I should note that there are only thirteen genes in the mitochondria that are important for the purposes of this discussion, but the process of producing repairs or workarounds for each one has been hard, very different for each of them, slow, and difficult up until this point. A method that works in a very similar way for all of them is a big deal.
The researchers presented on their work in RNA last year at SENS5, and I see that the SENS Foundation volunteers moved up the presentation video in the queue for processing and posted it to YouTube today:
A decline in the function of mitochondria may contribute to the aging process and age-related disorders. A functional decline could arise from accumulated mtDNA mutations over time, leading to reduced oxidative phosphorylation and other untoward effects on mitochondrial activities. Strategies that restore mitochondrial function could potentially offset key aspects of aging decline. RNA import into mammalian mitochondria is considered essential for replication, transcription, and translation of the mitochondrial genome but the pathway(s) and factors that control this import are poorly understood.

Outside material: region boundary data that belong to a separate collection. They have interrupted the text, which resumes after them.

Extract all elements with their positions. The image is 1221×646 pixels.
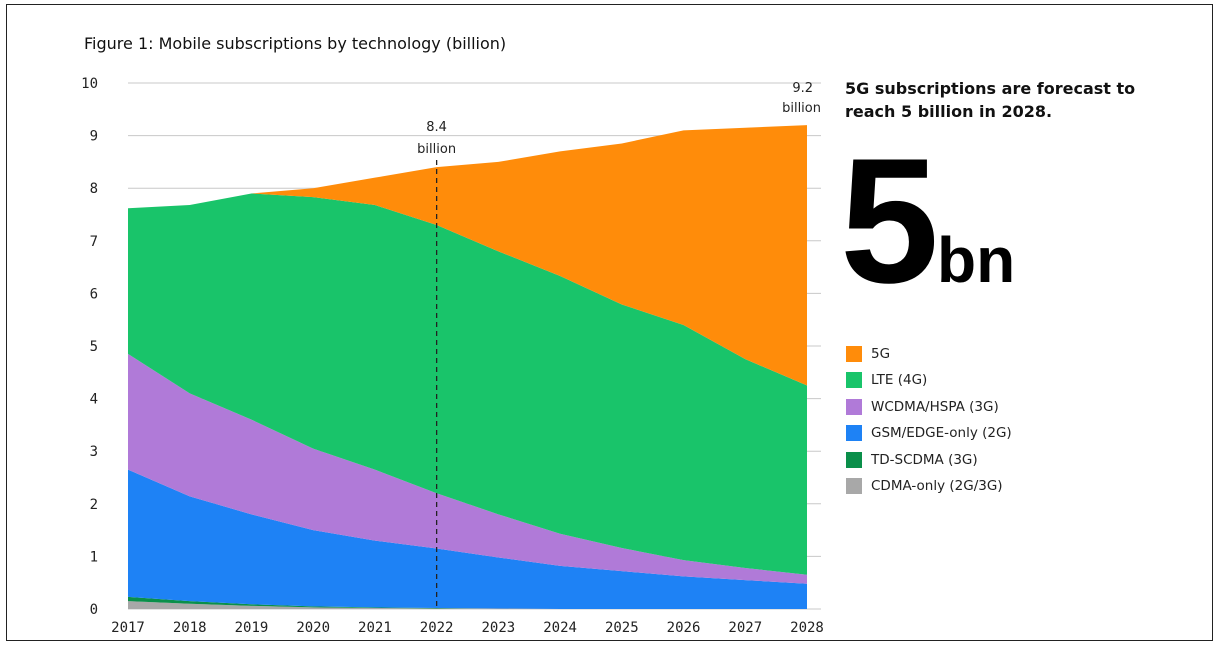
x-tick-label-2024: 2024 (543, 620, 577, 636)
big-stat: 5bn (840, 132, 1015, 310)
area-wcdma-hspa-3g (128, 353, 807, 584)
x-tick-label-2023: 2023 (482, 620, 516, 636)
y-tick-label-9: 9 (90, 129, 98, 145)
area-gsm-edge-only-2g (128, 469, 807, 609)
y-tick-label-8: 8 (90, 181, 98, 197)
legend-item-td-scdma-3g: TD-SCDMA (3G) (846, 448, 1012, 471)
y-tick-label-2: 2 (90, 497, 98, 513)
y-tick-label-3: 3 (90, 444, 98, 460)
x-tick-label-2020: 2020 (296, 620, 330, 636)
legend: 5G LTE (4G) WCDMA/HSPA (3G) GSM/EDGE-only (… (846, 342, 1012, 501)
area-lte-4g (128, 193, 807, 575)
x-tick-label-2018: 2018 (173, 620, 207, 636)
big-stat-unit: bn (937, 224, 1016, 296)
legend-swatch (846, 345, 862, 362)
chart-frame (6, 4, 1213, 641)
area-series-group (128, 125, 807, 609)
legend-item-5g: 5G (846, 342, 1012, 365)
legend-swatch (846, 372, 862, 388)
legend-swatch (846, 425, 862, 441)
y-tick-label-1: 1 (90, 549, 98, 565)
y-axis-tick-labels: 0 1 2 3 4 5 6 7 8 9 10 (81, 76, 98, 618)
x-tick-label-2017: 2017 (111, 620, 145, 636)
y-tick-label-0: 0 (90, 602, 98, 618)
big-stat-number: 5 (840, 121, 939, 320)
annotation-group: 8.4 billion 9.2 billion (417, 81, 821, 609)
x-tick-label-2019: 2019 (235, 620, 269, 636)
callout-headline: 5G subscriptions are forecast to reach 5… (845, 79, 1136, 121)
legend-label: WCDMA/HSPA (3G) (871, 398, 999, 415)
annotation-value-2022: 8.4 (426, 120, 447, 135)
legend-label: LTE (4G) (871, 372, 928, 388)
x-tick-label-2026: 2026 (667, 620, 701, 636)
legend-label: GSM/EDGE-only (2G) (871, 425, 1012, 441)
legend-swatch (846, 478, 862, 494)
legend-item-cdma-only-2g-3g: CDMA-only (2G/3G) (846, 475, 1012, 498)
legend-item-wcdma-hspa-3g: WCDMA/HSPA (3G) (846, 395, 1012, 418)
legend-swatch (846, 451, 862, 468)
annotation-unit-2022: billion (417, 142, 456, 157)
legend-item-lte-4g: LTE (4G) (846, 369, 1012, 392)
legend-item-gsm-edge-only-2g: GSM/EDGE-only (2G) (846, 422, 1012, 445)
legend-label: 5G (871, 345, 891, 362)
y-tick-label-4: 4 (90, 392, 98, 408)
x-tick-label-2022: 2022 (420, 620, 454, 636)
x-tick-label-2028: 2028 (790, 620, 824, 636)
y-tick-label-5: 5 (90, 339, 98, 355)
y-tick-label-7: 7 (90, 234, 98, 250)
annotation-value-2028: 9.2 (792, 81, 813, 96)
figure-title: Figure 1: Mobile subscriptions by techno… (84, 34, 507, 53)
annotation-unit-2028: billion (782, 101, 821, 116)
y-tick-label-6: 6 (90, 286, 98, 302)
x-tick-label-2025: 2025 (605, 620, 639, 636)
y-tick-label-10: 10 (81, 76, 98, 92)
area-5g (128, 125, 807, 386)
legend-label: CDMA-only (2G/3G) (871, 478, 1003, 494)
x-tick-label-2027: 2027 (728, 620, 762, 636)
x-tick-label-2021: 2021 (358, 620, 392, 636)
legend-swatch (846, 398, 862, 415)
area-cdma-only-2g-3g (128, 601, 807, 609)
legend-label: TD-SCDMA (3G) (871, 451, 978, 468)
area-td-scdma-3g (128, 596, 807, 609)
x-axis-tick-labels: 2017 2018 2019 2020 2021 2022 2023 2024 2025 2026… (111, 620, 824, 636)
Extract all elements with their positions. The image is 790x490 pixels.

In recent studies we have shown a role for polynucleotide phosphorylase (PNPASE) in regulating the import of nuclear-encoded RNAs into the mitochondrial matrix. ... A mitochondrial RNA targeting signal was identified that enables the import of heterologous RNAs in a PNPASE-dependent manner. Combined, our studies show an unanticipated role for PNPASE in mediating the translocation of RNAs into mitochondria and provide a potential therapeutic route for halting or reversing the decline in mitochondrial function with aging.
In short, the researchers have found a mechanism that can be hijacked in order to import RNA into the mitochondria as desired.